Of all sad words of tongue or pen, the saddest are these, 'It might have been.’ ~ John Greenleaf Whittier
Whittier was right. Of all the sad words uttered, the saddest are those that lament a missed opportunity. Opportunity is literally everywhere around you and today is the day to evaluate your options, seize the one that could fit you like a glove, and pursue it with passion. Today I challenge you to begin to manage your focus in a way that invites you to recognize possibility. When you do, you will find many options to consider and embrace.

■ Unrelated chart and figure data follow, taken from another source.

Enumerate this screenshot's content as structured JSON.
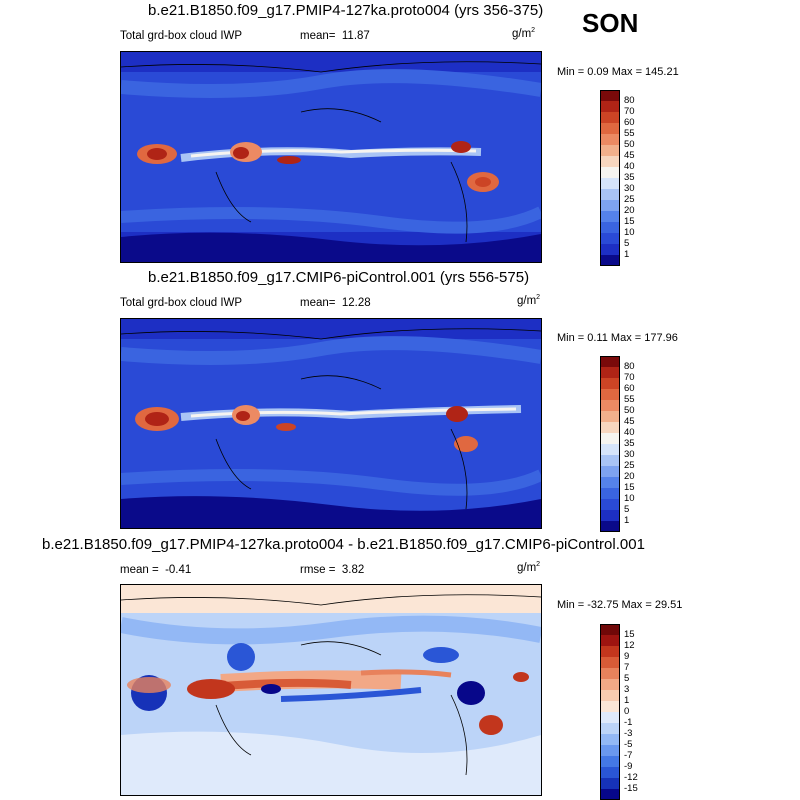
{
  "season": "SON",
  "units": "g/m",
  "units_sup": "2",
  "panels": [
    {
      "title": "b.e21.B1850.f09_g17.PMIP4-127ka.proto004 (yrs 356-375)",
      "variable": "Total grd-box cloud IWP",
      "mean_label": "mean=",
      "mean": "11.87",
      "minmax": "Min =   0.09 Max = 145.21",
      "colorbar": [
        "80",
        "70",
        "60",
        "55",
        "50",
        "45",
        "40",
        "35",
        "30",
        "25",
        "20",
        "15",
        "10",
        "5",
        "1"
      ]
    },
    {
      "title": "b.e21.B1850.f09_g17.CMIP6-piControl.001 (yrs 556-575)",
      "variable": "Total grd-box cloud IWP",
      "mean_label": "mean=",
      "mean": "12.28",
      "minmax": "Min =   0.11 Max = 177.96",
      "colorbar": [
        "80",
        "70",
        "60",
        "55",
        "50",
        "45",
        "40",
        "35",
        "30",
        "25",
        "20",
        "15",
        "10",
        "5",
        "1"
      ]
    },
    {
      "title": "b.e21.B1850.f09_g17.PMIP4-127ka.proto004 - b.e21.B1850.f09_g17.CMIP6-piControl.001",
      "mean_label": "mean =",
      "mean": "-0.41",
      "rmse_label": "rmse =",
      "rmse": "3.82",
      "minmax": "Min = -32.75 Max =  29.51",
      "colorbar": [
        "15",
        "12",
        "9",
        "7",
        "5",
        "3",
        "1",
        "0",
        "-1",
        "-3",
        "-5",
        "-7",
        "-9",
        "-12",
        "-15"
      ]
    }
  ],
  "colors": {
    "abs_scale": [
      "#0a0a8a",
      "#1d2fc4",
      "#2a4ad6",
      "#3a64e0",
      "#5582ea",
      "#7ea3f0",
      "#a9c4f5",
      "#d6e4fa",
      "#f6f4f0",
      "#f7d6bf",
      "#f2b08c",
      "#ec8a63",
      "#e06840",
      "#cc4425",
      "#b02416",
      "#7a0a0a"
    ],
    "diff_scale": [
      "#07078a",
      "#1632b8",
      "#2a56d6",
      "#4478e6",
      "#6a98ef",
      "#93b8f5",
      "#bcd4f8",
      "#dfeafb",
      "#fbe6d6",
      "#f7cbb0",
      "#f2a886",
      "#e8825c",
      "#d85b37",
      "#c2361d",
      "#9e1410",
      "#700808"
    ]
  }
}
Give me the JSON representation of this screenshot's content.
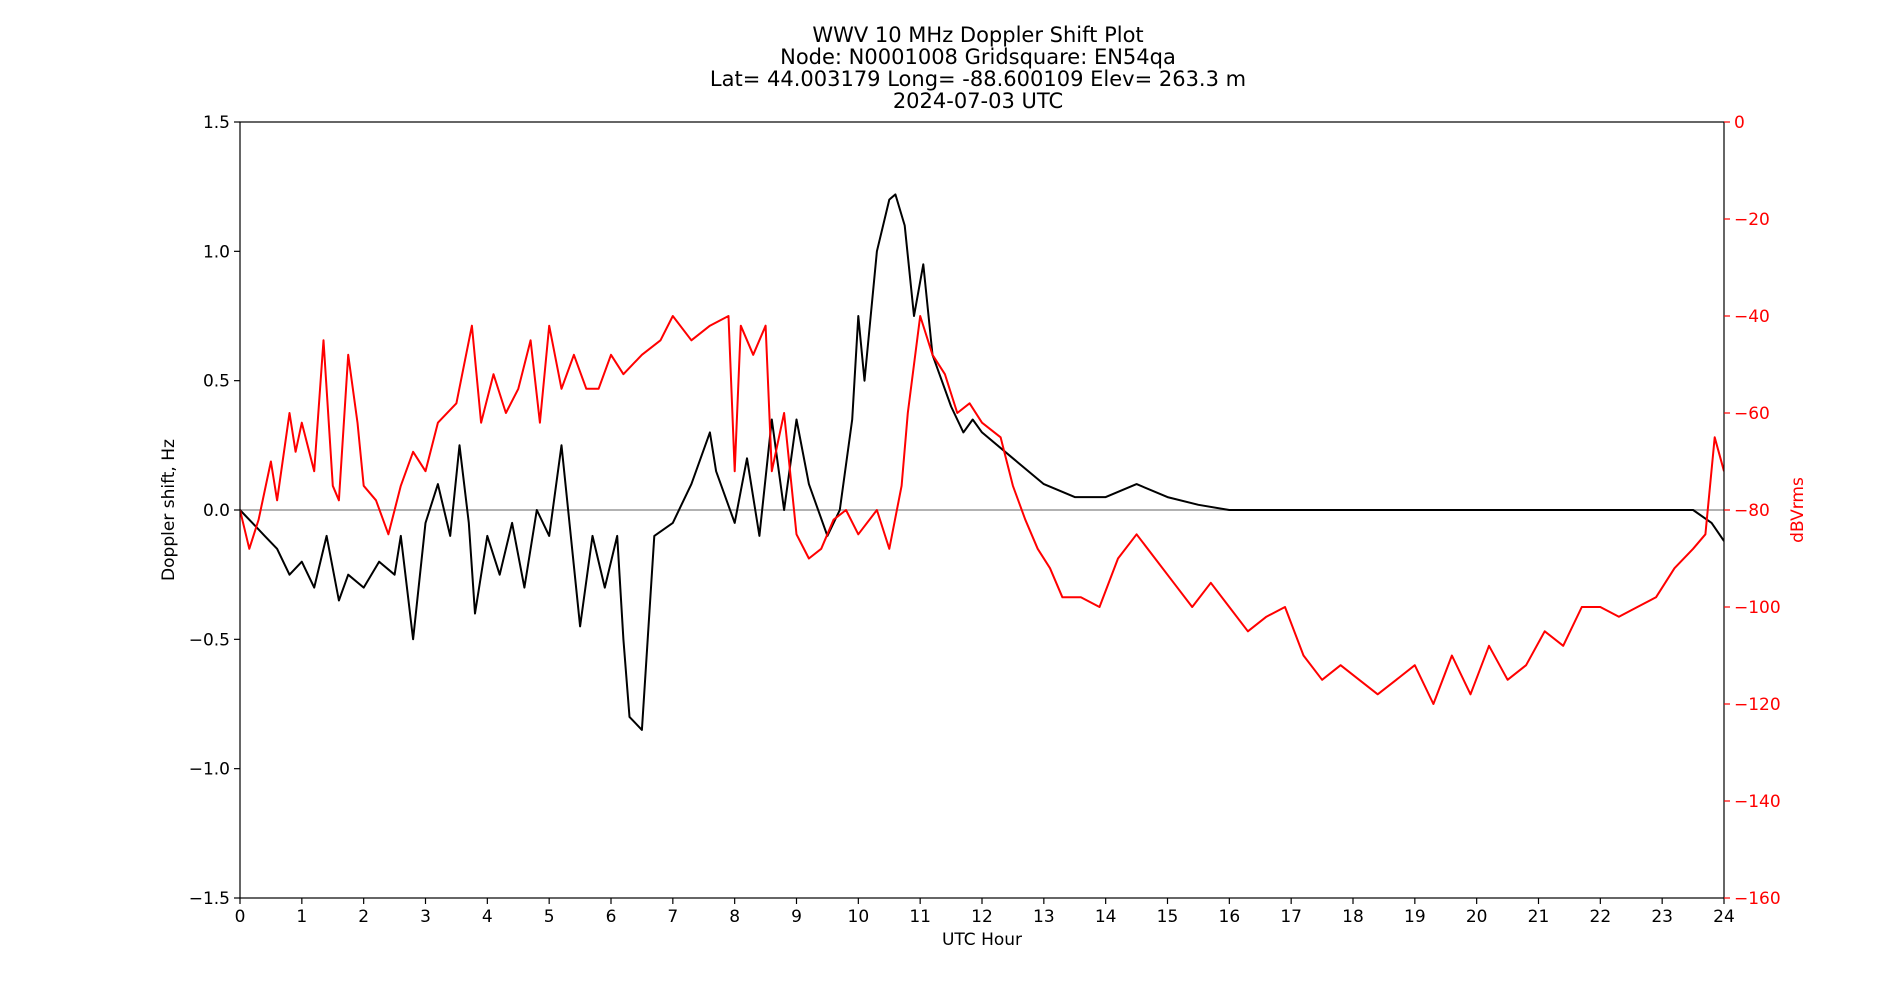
{
  "chart_data": {
    "type": "line",
    "title_lines": [
      "WWV 10 MHz Doppler Shift Plot",
      "Node:  N0001008     Gridsquare:  EN54qa",
      "Lat= 44.003179    Long= -88.600109    Elev= 263.3 m",
      "2024-07-03  UTC"
    ],
    "xlabel": "UTC Hour",
    "ylabel": "Doppler shift, Hz",
    "y2label": "dBVrms",
    "xlim": [
      0,
      24
    ],
    "ylim": [
      -1.5,
      1.5
    ],
    "y2lim": [
      -160,
      0
    ],
    "xticks": [
      0,
      1,
      2,
      3,
      4,
      5,
      6,
      7,
      8,
      9,
      10,
      11,
      12,
      13,
      14,
      15,
      16,
      17,
      18,
      19,
      20,
      21,
      22,
      23,
      24
    ],
    "yticks": [
      -1.5,
      -1.0,
      -0.5,
      0.0,
      0.5,
      1.0,
      1.5
    ],
    "y2ticks": [
      0,
      -20,
      -40,
      -60,
      -80,
      -100,
      -120,
      -140,
      -160
    ],
    "ytick_labels": [
      "−1.5",
      "−1.0",
      "−0.5",
      "0.0",
      "0.5",
      "1.0",
      "1.5"
    ],
    "y2tick_labels": [
      "0",
      "−20",
      "−40",
      "−60",
      "−80",
      "−100",
      "−120",
      "−140",
      "−160"
    ],
    "grid": false,
    "zero_line": 0.0,
    "colors": {
      "doppler": "#000000",
      "power": "#ff0000",
      "zero_line": "#999999",
      "right_axis": "#ff0000"
    },
    "series": [
      {
        "axis": "left",
        "x": [
          0,
          0.2,
          0.4,
          0.6,
          0.8,
          1.0,
          1.2,
          1.4,
          1.6,
          1.75,
          2.0,
          2.25,
          2.5,
          2.6,
          2.8,
          3.0,
          3.2,
          3.4,
          3.55,
          3.7,
          3.8,
          4.0,
          4.2,
          4.4,
          4.6,
          4.8,
          5.0,
          5.2,
          5.5,
          5.7,
          5.9,
          6.1,
          6.2,
          6.3,
          6.5,
          6.7,
          7.0,
          7.3,
          7.6,
          7.7,
          8.0,
          8.2,
          8.4,
          8.6,
          8.8,
          9.0,
          9.2,
          9.5,
          9.7,
          9.9,
          10.0,
          10.1,
          10.3,
          10.5,
          10.6,
          10.75,
          10.9,
          11.05,
          11.2,
          11.5,
          11.7,
          11.85,
          12.0,
          12.5,
          13.0,
          13.5,
          14.0,
          14.5,
          15.0,
          15.5,
          16.0,
          16.5,
          17.0,
          17.5,
          18.0,
          18.5,
          19.0,
          19.5,
          20.0,
          20.5,
          21.0,
          21.5,
          22.0,
          22.5,
          23.0,
          23.5,
          23.8,
          24.0
        ],
        "y": [
          0,
          -0.05,
          -0.1,
          -0.15,
          -0.25,
          -0.2,
          -0.3,
          -0.1,
          -0.35,
          -0.25,
          -0.3,
          -0.2,
          -0.25,
          -0.1,
          -0.5,
          -0.05,
          0.1,
          -0.1,
          0.25,
          -0.05,
          -0.4,
          -0.1,
          -0.25,
          -0.05,
          -0.3,
          0.0,
          -0.1,
          0.25,
          -0.45,
          -0.1,
          -0.3,
          -0.1,
          -0.5,
          -0.8,
          -0.85,
          -0.1,
          -0.05,
          0.1,
          0.3,
          0.15,
          -0.05,
          0.2,
          -0.1,
          0.35,
          0.0,
          0.35,
          0.1,
          -0.1,
          0.0,
          0.35,
          0.75,
          0.5,
          1.0,
          1.2,
          1.22,
          1.1,
          0.75,
          0.95,
          0.6,
          0.4,
          0.3,
          0.35,
          0.3,
          0.2,
          0.1,
          0.05,
          0.05,
          0.1,
          0.05,
          0.02,
          0.0,
          0.0,
          0.0,
          0.0,
          0.0,
          0.0,
          0.0,
          0.0,
          0.0,
          0.0,
          0.0,
          0.0,
          0.0,
          0.0,
          0.0,
          0.0,
          -0.05,
          -0.12
        ]
      },
      {
        "axis": "right",
        "x": [
          0,
          0.15,
          0.3,
          0.5,
          0.6,
          0.8,
          0.9,
          1.0,
          1.2,
          1.35,
          1.5,
          1.6,
          1.75,
          1.9,
          2.0,
          2.2,
          2.4,
          2.6,
          2.8,
          3.0,
          3.2,
          3.5,
          3.75,
          3.9,
          4.1,
          4.3,
          4.5,
          4.7,
          4.85,
          5.0,
          5.2,
          5.4,
          5.6,
          5.8,
          6.0,
          6.2,
          6.5,
          6.8,
          7.0,
          7.3,
          7.6,
          7.9,
          8.0,
          8.1,
          8.3,
          8.5,
          8.6,
          8.8,
          9.0,
          9.2,
          9.4,
          9.6,
          9.8,
          10.0,
          10.3,
          10.5,
          10.7,
          10.8,
          11.0,
          11.2,
          11.4,
          11.6,
          11.8,
          12.0,
          12.3,
          12.5,
          12.7,
          12.9,
          13.1,
          13.3,
          13.6,
          13.9,
          14.2,
          14.5,
          14.8,
          15.1,
          15.4,
          15.7,
          16.0,
          16.3,
          16.6,
          16.9,
          17.2,
          17.5,
          17.8,
          18.1,
          18.4,
          18.7,
          19.0,
          19.3,
          19.6,
          19.9,
          20.2,
          20.5,
          20.8,
          21.1,
          21.4,
          21.7,
          22.0,
          22.3,
          22.6,
          22.9,
          23.2,
          23.5,
          23.7,
          23.85,
          24.0
        ],
        "y": [
          -80,
          -88,
          -82,
          -70,
          -78,
          -60,
          -68,
          -62,
          -72,
          -45,
          -75,
          -78,
          -48,
          -62,
          -75,
          -78,
          -85,
          -75,
          -68,
          -72,
          -62,
          -58,
          -42,
          -62,
          -52,
          -60,
          -55,
          -45,
          -62,
          -42,
          -55,
          -48,
          -55,
          -55,
          -48,
          -52,
          -48,
          -45,
          -40,
          -45,
          -42,
          -40,
          -72,
          -42,
          -48,
          -42,
          -72,
          -60,
          -85,
          -90,
          -88,
          -82,
          -80,
          -85,
          -80,
          -88,
          -75,
          -60,
          -40,
          -48,
          -52,
          -60,
          -58,
          -62,
          -65,
          -75,
          -82,
          -88,
          -92,
          -98,
          -98,
          -100,
          -90,
          -85,
          -90,
          -95,
          -100,
          -95,
          -100,
          -105,
          -102,
          -100,
          -110,
          -115,
          -112,
          -115,
          -118,
          -115,
          -112,
          -120,
          -110,
          -118,
          -108,
          -115,
          -112,
          -105,
          -108,
          -100,
          -100,
          -102,
          -100,
          -98,
          -92,
          -88,
          -85,
          -65,
          -72
        ]
      }
    ]
  }
}
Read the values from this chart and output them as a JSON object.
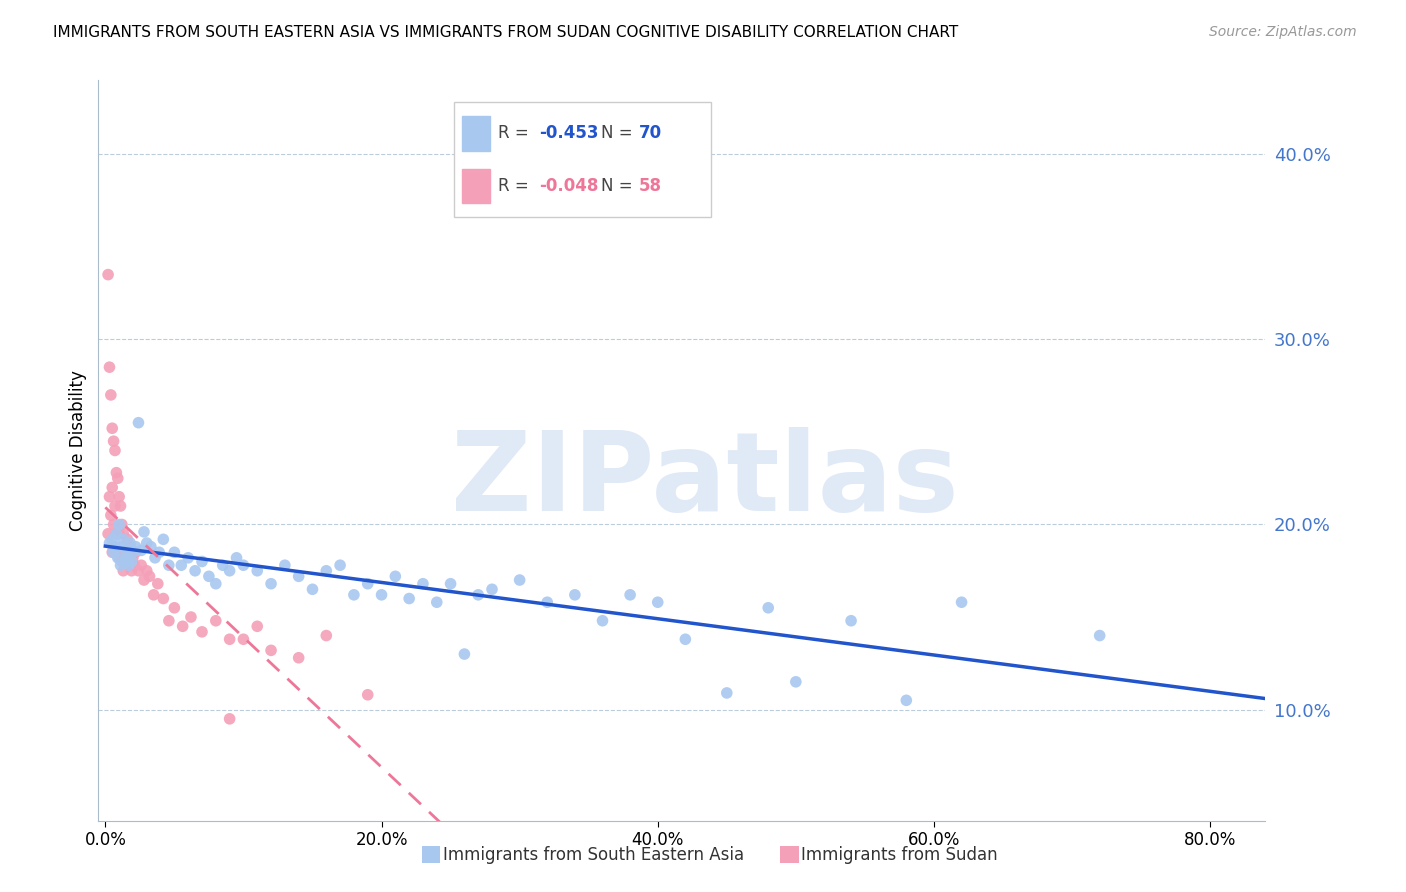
{
  "title": "IMMIGRANTS FROM SOUTH EASTERN ASIA VS IMMIGRANTS FROM SUDAN COGNITIVE DISABILITY CORRELATION CHART",
  "source": "Source: ZipAtlas.com",
  "xlabel_vals": [
    0.0,
    0.2,
    0.4,
    0.6,
    0.8
  ],
  "ylabel_label": "Cognitive Disability",
  "ylabel_vals": [
    0.1,
    0.2,
    0.3,
    0.4
  ],
  "ylim": [
    0.04,
    0.44
  ],
  "xlim": [
    -0.005,
    0.84
  ],
  "series1_color": "#A8C8F0",
  "series2_color": "#F4A0B8",
  "trendline1_color": "#2255CC",
  "trendline2_color": "#EE7799",
  "R1": -0.453,
  "N1": 70,
  "R2": -0.048,
  "N2": 58,
  "watermark": "ZIPatlas",
  "watermark_color": "#C8D8F0",
  "legend_label1": "Immigrants from South Eastern Asia",
  "legend_label2": "Immigrants from Sudan",
  "series1_x": [
    0.003,
    0.005,
    0.006,
    0.007,
    0.008,
    0.009,
    0.01,
    0.011,
    0.012,
    0.013,
    0.014,
    0.015,
    0.016,
    0.017,
    0.018,
    0.019,
    0.02,
    0.022,
    0.024,
    0.026,
    0.028,
    0.03,
    0.033,
    0.036,
    0.039,
    0.042,
    0.046,
    0.05,
    0.055,
    0.06,
    0.065,
    0.07,
    0.075,
    0.08,
    0.085,
    0.09,
    0.095,
    0.1,
    0.11,
    0.12,
    0.13,
    0.14,
    0.15,
    0.16,
    0.17,
    0.18,
    0.19,
    0.2,
    0.21,
    0.22,
    0.23,
    0.24,
    0.25,
    0.26,
    0.27,
    0.28,
    0.3,
    0.32,
    0.34,
    0.36,
    0.38,
    0.4,
    0.42,
    0.45,
    0.48,
    0.5,
    0.54,
    0.58,
    0.62,
    0.72
  ],
  "series1_y": [
    0.19,
    0.192,
    0.185,
    0.188,
    0.195,
    0.182,
    0.2,
    0.178,
    0.188,
    0.192,
    0.18,
    0.186,
    0.182,
    0.178,
    0.19,
    0.18,
    0.185,
    0.188,
    0.255,
    0.186,
    0.196,
    0.19,
    0.188,
    0.182,
    0.185,
    0.192,
    0.178,
    0.185,
    0.178,
    0.182,
    0.175,
    0.18,
    0.172,
    0.168,
    0.178,
    0.175,
    0.182,
    0.178,
    0.175,
    0.168,
    0.178,
    0.172,
    0.165,
    0.175,
    0.178,
    0.162,
    0.168,
    0.162,
    0.172,
    0.16,
    0.168,
    0.158,
    0.168,
    0.13,
    0.162,
    0.165,
    0.17,
    0.158,
    0.162,
    0.148,
    0.162,
    0.158,
    0.138,
    0.109,
    0.155,
    0.115,
    0.148,
    0.105,
    0.158,
    0.14
  ],
  "series2_x": [
    0.002,
    0.002,
    0.003,
    0.003,
    0.004,
    0.004,
    0.005,
    0.005,
    0.005,
    0.006,
    0.006,
    0.007,
    0.007,
    0.007,
    0.008,
    0.008,
    0.009,
    0.009,
    0.01,
    0.01,
    0.01,
    0.011,
    0.011,
    0.012,
    0.012,
    0.013,
    0.013,
    0.014,
    0.015,
    0.016,
    0.017,
    0.018,
    0.019,
    0.02,
    0.021,
    0.022,
    0.024,
    0.026,
    0.028,
    0.03,
    0.032,
    0.035,
    0.038,
    0.042,
    0.046,
    0.05,
    0.056,
    0.062,
    0.07,
    0.08,
    0.09,
    0.1,
    0.11,
    0.12,
    0.14,
    0.16,
    0.19,
    0.09
  ],
  "series2_y": [
    0.335,
    0.195,
    0.285,
    0.215,
    0.27,
    0.205,
    0.252,
    0.22,
    0.185,
    0.245,
    0.2,
    0.24,
    0.21,
    0.188,
    0.228,
    0.195,
    0.225,
    0.195,
    0.215,
    0.195,
    0.182,
    0.21,
    0.185,
    0.2,
    0.18,
    0.195,
    0.175,
    0.185,
    0.185,
    0.192,
    0.178,
    0.188,
    0.175,
    0.182,
    0.178,
    0.185,
    0.175,
    0.178,
    0.17,
    0.175,
    0.172,
    0.162,
    0.168,
    0.16,
    0.148,
    0.155,
    0.145,
    0.15,
    0.142,
    0.148,
    0.138,
    0.138,
    0.145,
    0.132,
    0.128,
    0.14,
    0.108,
    0.095
  ]
}
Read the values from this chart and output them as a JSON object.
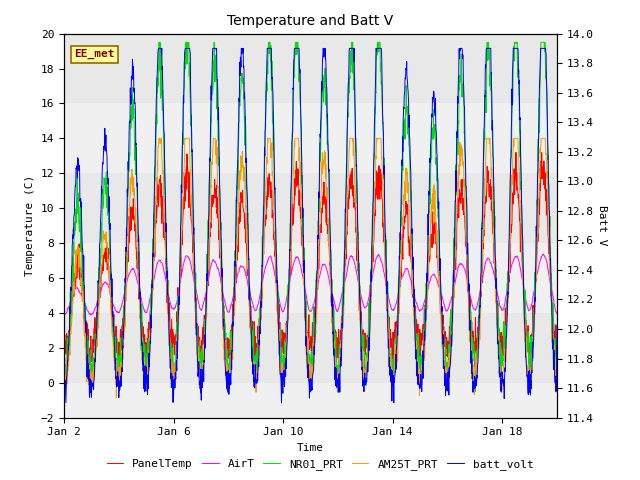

On rare occasion, opportunity knocks with a loud, thunderous roar. More often, however, it’s a soft tap on the edges of your consciousness. Being attune to that more subtle presence requires your active participation in the process. Explore. Ask questions. Build a network of peers – both professional and personal. Read. Listen. Learn.
Write it down
Keeping a journal and reviewing it from time to time can help you identify sparks of an idea. Write about your challenges. Write about your dreams. Don’t self-edit. Even the most fanciful dream can contain a nugget of real opportunity. As you re-read your notes, highlight the things that represent opportunities. Take notes about potential solutions for the challenges you listed. Draft a bullet-pointed plan on what it could take to bring your ideas to life.
Don’t be Goldilocks
We all know the story of the girl who invaded the home of three bears. Goldilocks made her way from food, to chair, to bed looking for the perfect fit. She discarded that which was too hot, too big, too soft, too firm, and settled only for what was “just right.” The thing about opportunity, however, is that it may require you to stretch and grow. Be open to the imperfect. Be prepared to take on a challenge that will require you to develop new skill sets or improve on skills you consider yourself more novice at.
Try, fall, and try again
The pathway to success can take many detours. To succeed, you may need to fail
. Be willing to step up to the plate and strike out. Dust yourself off, evaluate what worked and what didn’t. Then move on. You may decide to tackle the opportunity from a new vantage point or you may collect your lessons learned and move on to the next thing. Whether something is a success or failure is just a matter of perspective. Even if this venture doesn’t progress forward, you did garner new skills and experience that will better equip you for your next attempt.
Nix the self-doubt
Do you keep yourself from starting new projects because you know you’ll fail? Consider replacing your limiting beliefs with more positive alternatives.
You can start by noticing what you say to yourself and making changes to negative statements. For example, if you begin to tell yourself you’re not good at something, stop, and rephrase that statement. Instead tell yourself that no one is good at anything the first time they try it and decide you are going to try something new. Once you’ve been presented with opportunity, take advantage of it.